Résultat des courses. C'est sur un projet particulier, aux diverses influences stylistiques et quelque peu hors des sentiers habituels et bien balisée du genre, qu' Annmari nous convie désormais. Avec un brin d'authenticité dans ses gammes, une pointe de suavité dans les lignes de chant au regard de tracés mélodiques à la fois nuancés et recherchés, quelques accords loin d'être malhabiles, des arrangements de bonne facture, ce propos ne tarit pas de qualités. Original dans son concept, il n'en demeure pas moins saisissant dans ses harmonies au visage mordoré.
Etrangement, cette fois, c'est dénué de riffs que le groupe inscrit ses gammes mais sans omettre une densité percussive que d'aucuns auraient pu leur envier. Alors, est-on dans le metal ? Dans le rock ? En fait, on navigue en eaux rock'n'metal atmosphérique gothique que certaines oreilles, habituées au mélange des genres, pourront apprécier. Sachant que le combo embrasse le projet d'évoluer vers une empreinte plus metal symphonique gothique que rock mélodique atmosphérique, il a tenu à inclure quelques rythmiques inscrites, pour certaines, dans un metal atmosphérique gothique, déjà au sein de cette première offrande.

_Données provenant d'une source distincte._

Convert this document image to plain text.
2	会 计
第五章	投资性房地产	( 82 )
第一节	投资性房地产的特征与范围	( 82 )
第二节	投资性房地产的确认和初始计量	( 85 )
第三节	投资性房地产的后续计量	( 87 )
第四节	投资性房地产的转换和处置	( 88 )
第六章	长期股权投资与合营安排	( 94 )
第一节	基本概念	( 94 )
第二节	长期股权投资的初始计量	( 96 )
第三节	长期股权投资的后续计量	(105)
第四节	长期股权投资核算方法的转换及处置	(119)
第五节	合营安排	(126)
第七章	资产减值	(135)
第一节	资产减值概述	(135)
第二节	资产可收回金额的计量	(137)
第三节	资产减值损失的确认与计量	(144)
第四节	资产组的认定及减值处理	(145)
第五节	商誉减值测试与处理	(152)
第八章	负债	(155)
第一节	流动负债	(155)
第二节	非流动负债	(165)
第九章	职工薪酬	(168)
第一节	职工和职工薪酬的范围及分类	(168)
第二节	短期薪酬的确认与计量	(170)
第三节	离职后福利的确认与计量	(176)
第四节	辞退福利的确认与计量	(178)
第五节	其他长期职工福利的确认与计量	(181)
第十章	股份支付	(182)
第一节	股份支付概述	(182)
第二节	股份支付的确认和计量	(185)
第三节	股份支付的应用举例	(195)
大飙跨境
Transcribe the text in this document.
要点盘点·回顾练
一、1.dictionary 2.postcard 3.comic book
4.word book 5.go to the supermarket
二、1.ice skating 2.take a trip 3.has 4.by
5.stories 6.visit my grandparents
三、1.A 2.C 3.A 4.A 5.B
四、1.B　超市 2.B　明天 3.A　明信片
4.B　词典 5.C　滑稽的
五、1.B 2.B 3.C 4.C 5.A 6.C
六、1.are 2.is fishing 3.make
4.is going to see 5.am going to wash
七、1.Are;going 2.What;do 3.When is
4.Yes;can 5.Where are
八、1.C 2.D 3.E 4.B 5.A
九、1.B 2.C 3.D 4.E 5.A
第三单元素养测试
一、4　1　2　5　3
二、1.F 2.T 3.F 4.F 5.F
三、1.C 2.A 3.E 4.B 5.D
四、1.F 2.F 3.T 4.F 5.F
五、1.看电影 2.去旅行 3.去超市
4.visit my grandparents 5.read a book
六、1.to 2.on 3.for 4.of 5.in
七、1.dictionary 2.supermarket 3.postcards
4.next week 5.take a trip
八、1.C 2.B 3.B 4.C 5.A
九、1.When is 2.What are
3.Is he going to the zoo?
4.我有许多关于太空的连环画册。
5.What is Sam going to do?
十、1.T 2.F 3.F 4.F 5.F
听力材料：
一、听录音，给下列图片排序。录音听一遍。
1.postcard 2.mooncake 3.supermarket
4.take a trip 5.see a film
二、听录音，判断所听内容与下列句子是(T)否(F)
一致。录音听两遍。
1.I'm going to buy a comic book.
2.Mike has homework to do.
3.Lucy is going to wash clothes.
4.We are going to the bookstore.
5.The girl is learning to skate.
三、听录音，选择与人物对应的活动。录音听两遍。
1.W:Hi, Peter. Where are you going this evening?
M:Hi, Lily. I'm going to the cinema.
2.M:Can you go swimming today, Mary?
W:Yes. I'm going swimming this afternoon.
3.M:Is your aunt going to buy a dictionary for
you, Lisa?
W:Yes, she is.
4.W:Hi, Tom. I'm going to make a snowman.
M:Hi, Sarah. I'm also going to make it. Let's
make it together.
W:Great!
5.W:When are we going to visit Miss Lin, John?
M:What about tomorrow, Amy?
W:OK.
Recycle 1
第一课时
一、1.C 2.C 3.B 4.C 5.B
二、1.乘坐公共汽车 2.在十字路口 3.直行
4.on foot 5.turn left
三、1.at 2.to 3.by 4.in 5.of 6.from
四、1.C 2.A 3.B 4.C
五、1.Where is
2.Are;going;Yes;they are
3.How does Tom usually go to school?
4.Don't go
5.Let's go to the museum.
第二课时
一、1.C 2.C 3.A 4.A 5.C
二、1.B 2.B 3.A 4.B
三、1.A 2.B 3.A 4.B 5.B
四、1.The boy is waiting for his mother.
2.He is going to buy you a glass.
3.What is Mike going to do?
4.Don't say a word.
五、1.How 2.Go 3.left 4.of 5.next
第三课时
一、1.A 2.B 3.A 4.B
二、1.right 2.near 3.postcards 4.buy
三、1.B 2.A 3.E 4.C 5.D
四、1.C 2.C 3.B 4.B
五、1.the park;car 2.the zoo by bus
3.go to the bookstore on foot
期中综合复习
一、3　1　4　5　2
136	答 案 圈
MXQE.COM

Quoiqu'il en soit, cette galette pourra rejoindre les aspirations d'un auditoire sensibilisé à ce registre musical singulier, l'accessibilité des lignes mélodiques aidant. C'est précisément à la croisée des chemins que nos acolytes ont concocté ces compositions, dans leur jus atmosphérique, pour pouvoir rallier un public élargi à leur cause. Sans demeurer l'album incontournable du genre, cet opus recèle néanmoins de savoureux moments aptes à éveiller d'authentiques plaisirs. A apprécier au fil des écoutes, la rondelle saura graver ses notes dans la mémoire de ceux qui auront pris le temps nécessaire à son assimilation. Quelques instants immergés au sein de ce bain instrumental aux doux remous et enjolivés par les charmes intarissables du filet de voix de la diva, nul doute que de nombreux pavillons seront alors aspirés par cette proposition artistique. Affaire à suivre, donc...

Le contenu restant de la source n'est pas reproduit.